Autre référence notable : le Poiré "Authentique", d'Eric Bordelet. Version demi-sec d'un "cidre" de poire bien réalisé, plus accessible à la dégustation car légèrement plus doux. Les notes de poire sont certes plus discrètes que celles de la pomme, mais cela constitue un accord tout aussi valable.



Note : si vous souhaitez prendre connaissance de lieux précis (sur le 74) où trouver les cuvées citées précédemment, merci de me contacter directement par mail sur francgourmet74@gmail.com .

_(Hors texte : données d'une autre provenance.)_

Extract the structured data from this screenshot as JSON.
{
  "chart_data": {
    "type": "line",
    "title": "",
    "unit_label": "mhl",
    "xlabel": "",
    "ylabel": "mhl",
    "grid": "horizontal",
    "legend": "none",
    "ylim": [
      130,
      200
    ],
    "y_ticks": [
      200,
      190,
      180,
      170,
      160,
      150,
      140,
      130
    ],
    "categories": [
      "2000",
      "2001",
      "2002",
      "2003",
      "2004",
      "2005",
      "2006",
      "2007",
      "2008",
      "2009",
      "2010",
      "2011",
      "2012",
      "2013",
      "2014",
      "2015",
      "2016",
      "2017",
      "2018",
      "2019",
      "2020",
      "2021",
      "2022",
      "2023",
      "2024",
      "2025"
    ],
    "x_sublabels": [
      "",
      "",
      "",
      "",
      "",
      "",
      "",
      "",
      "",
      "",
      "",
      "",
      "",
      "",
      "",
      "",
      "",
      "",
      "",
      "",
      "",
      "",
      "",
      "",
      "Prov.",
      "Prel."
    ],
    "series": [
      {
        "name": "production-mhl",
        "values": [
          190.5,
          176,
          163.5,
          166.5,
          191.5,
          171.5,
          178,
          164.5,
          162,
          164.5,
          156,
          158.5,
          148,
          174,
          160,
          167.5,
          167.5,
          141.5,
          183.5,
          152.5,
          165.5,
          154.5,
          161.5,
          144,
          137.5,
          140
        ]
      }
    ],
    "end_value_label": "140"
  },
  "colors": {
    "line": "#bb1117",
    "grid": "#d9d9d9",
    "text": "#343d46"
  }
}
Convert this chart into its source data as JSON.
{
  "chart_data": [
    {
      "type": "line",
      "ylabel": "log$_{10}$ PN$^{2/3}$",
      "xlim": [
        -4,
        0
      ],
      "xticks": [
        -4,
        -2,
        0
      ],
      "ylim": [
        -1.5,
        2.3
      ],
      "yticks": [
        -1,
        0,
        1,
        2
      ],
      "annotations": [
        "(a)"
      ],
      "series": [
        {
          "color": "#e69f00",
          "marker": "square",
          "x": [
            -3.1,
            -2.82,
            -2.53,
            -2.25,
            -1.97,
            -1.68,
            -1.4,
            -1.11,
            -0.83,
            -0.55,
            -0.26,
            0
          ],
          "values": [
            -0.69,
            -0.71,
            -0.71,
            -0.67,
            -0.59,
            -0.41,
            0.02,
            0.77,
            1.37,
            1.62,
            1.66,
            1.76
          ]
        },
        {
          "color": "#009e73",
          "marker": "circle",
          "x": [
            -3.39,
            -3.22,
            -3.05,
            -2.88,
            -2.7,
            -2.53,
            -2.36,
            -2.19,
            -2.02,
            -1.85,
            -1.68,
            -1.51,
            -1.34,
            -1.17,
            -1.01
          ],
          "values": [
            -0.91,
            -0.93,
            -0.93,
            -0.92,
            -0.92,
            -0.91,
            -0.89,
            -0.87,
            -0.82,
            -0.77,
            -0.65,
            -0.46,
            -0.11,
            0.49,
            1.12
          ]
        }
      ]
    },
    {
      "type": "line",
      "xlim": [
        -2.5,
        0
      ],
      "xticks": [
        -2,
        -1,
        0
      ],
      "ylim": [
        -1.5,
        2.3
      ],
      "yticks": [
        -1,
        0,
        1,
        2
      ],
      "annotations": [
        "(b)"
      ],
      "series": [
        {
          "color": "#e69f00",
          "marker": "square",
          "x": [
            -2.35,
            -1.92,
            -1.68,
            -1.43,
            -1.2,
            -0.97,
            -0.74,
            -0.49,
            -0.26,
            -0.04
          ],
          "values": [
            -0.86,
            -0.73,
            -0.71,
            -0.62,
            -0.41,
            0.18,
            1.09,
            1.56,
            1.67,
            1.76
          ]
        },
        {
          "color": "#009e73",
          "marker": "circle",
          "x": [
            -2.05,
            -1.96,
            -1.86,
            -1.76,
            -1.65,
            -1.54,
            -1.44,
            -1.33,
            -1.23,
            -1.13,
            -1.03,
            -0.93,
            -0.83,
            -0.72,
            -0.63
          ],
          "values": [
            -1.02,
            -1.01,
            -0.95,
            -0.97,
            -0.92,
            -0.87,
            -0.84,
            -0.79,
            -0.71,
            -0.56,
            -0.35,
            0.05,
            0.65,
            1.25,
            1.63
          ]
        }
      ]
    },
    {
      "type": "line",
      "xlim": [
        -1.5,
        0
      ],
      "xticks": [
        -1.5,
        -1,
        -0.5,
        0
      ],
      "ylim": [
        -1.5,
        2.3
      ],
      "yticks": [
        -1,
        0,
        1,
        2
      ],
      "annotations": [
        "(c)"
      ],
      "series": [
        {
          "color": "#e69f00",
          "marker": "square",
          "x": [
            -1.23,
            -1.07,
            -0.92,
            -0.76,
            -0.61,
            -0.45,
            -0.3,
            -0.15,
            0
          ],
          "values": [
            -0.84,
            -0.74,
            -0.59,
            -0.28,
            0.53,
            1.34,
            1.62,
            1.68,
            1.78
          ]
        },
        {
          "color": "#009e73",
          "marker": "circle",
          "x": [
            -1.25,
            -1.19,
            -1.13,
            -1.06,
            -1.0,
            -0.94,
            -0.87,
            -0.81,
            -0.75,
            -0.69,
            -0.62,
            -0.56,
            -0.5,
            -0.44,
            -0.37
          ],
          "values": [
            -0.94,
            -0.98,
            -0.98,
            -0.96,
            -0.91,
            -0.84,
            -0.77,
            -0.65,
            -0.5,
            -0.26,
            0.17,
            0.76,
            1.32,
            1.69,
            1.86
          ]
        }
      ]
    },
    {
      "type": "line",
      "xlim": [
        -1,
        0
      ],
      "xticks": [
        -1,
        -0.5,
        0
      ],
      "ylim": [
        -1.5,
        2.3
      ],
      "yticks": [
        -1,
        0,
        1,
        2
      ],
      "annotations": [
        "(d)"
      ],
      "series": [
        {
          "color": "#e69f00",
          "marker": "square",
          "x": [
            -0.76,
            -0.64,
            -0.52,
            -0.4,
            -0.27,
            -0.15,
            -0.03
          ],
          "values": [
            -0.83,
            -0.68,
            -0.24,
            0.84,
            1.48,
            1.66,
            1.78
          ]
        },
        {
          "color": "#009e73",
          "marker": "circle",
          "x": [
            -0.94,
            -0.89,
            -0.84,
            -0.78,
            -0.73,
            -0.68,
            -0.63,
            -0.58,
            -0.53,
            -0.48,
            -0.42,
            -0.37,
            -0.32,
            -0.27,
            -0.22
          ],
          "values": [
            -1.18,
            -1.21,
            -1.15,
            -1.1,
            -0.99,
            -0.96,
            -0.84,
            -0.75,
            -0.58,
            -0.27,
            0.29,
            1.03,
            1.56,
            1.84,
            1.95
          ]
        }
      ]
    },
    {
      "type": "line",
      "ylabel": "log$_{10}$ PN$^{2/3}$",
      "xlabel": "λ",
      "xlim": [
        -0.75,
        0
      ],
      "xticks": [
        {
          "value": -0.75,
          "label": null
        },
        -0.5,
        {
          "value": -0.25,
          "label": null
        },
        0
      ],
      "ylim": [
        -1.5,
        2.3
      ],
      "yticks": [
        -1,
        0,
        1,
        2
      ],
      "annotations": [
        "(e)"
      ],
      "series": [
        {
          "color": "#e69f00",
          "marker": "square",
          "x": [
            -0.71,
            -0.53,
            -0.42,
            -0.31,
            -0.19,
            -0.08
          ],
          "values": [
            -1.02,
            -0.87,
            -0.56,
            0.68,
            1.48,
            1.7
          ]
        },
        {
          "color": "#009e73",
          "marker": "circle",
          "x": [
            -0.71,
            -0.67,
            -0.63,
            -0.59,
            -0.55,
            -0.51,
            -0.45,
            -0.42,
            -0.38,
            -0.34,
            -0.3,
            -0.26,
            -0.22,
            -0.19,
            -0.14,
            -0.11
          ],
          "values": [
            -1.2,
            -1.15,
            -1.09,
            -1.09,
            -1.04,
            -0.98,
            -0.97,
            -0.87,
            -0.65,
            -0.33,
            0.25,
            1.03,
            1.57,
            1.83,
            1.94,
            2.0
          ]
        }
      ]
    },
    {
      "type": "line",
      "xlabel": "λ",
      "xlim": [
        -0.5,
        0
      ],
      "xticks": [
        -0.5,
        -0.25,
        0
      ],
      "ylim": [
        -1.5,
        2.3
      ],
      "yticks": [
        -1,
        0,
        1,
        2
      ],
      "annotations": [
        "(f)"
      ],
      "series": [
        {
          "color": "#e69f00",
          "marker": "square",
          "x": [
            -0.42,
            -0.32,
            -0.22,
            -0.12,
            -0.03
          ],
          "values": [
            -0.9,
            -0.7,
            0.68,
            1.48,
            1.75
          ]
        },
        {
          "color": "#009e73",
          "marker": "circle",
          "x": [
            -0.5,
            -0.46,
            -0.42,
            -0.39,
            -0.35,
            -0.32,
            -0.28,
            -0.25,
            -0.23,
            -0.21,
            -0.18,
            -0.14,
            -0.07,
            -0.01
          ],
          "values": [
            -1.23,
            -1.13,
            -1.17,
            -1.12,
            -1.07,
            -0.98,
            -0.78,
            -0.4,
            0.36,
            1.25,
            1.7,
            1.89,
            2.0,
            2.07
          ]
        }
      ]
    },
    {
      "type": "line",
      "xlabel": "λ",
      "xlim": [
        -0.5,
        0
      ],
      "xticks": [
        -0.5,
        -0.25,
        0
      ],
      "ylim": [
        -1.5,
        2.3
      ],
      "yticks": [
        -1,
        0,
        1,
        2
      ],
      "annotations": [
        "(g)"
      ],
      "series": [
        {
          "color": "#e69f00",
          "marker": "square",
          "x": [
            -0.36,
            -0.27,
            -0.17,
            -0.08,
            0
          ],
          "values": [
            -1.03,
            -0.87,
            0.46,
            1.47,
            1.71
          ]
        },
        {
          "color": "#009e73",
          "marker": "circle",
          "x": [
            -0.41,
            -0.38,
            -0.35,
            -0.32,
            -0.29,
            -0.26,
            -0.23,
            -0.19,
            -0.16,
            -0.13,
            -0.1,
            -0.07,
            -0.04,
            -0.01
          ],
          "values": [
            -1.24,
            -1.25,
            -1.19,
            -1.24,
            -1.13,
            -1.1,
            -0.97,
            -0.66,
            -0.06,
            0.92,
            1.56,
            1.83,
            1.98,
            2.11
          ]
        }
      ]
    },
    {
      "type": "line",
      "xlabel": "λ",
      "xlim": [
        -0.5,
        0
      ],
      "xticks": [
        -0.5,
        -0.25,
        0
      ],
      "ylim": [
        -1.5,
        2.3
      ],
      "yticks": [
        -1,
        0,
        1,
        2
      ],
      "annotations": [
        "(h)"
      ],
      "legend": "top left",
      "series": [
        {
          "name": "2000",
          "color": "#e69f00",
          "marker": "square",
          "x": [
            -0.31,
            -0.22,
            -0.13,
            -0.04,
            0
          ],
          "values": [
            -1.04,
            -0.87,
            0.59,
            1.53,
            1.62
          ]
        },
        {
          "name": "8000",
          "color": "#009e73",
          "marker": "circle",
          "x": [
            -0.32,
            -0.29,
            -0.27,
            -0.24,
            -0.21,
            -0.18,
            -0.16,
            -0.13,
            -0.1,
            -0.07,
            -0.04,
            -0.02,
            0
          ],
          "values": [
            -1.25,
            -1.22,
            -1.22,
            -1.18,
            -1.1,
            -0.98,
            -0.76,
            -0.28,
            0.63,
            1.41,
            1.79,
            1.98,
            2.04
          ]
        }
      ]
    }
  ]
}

Et voilà les gourmets! Avec tout ça vous avez de quoi fêter dignement la fin de l'hiver. Et si vous avez vos habitudes chez un caviste commerçant, n'hésitez pas à lui demander s'il possède des références équivalentes à celles présentées ci-dessus. Le monde des accords mets et vins vous ouvre grand les bras, mais avant : dégustez sans attendre votre dernière tartiflette de la saison!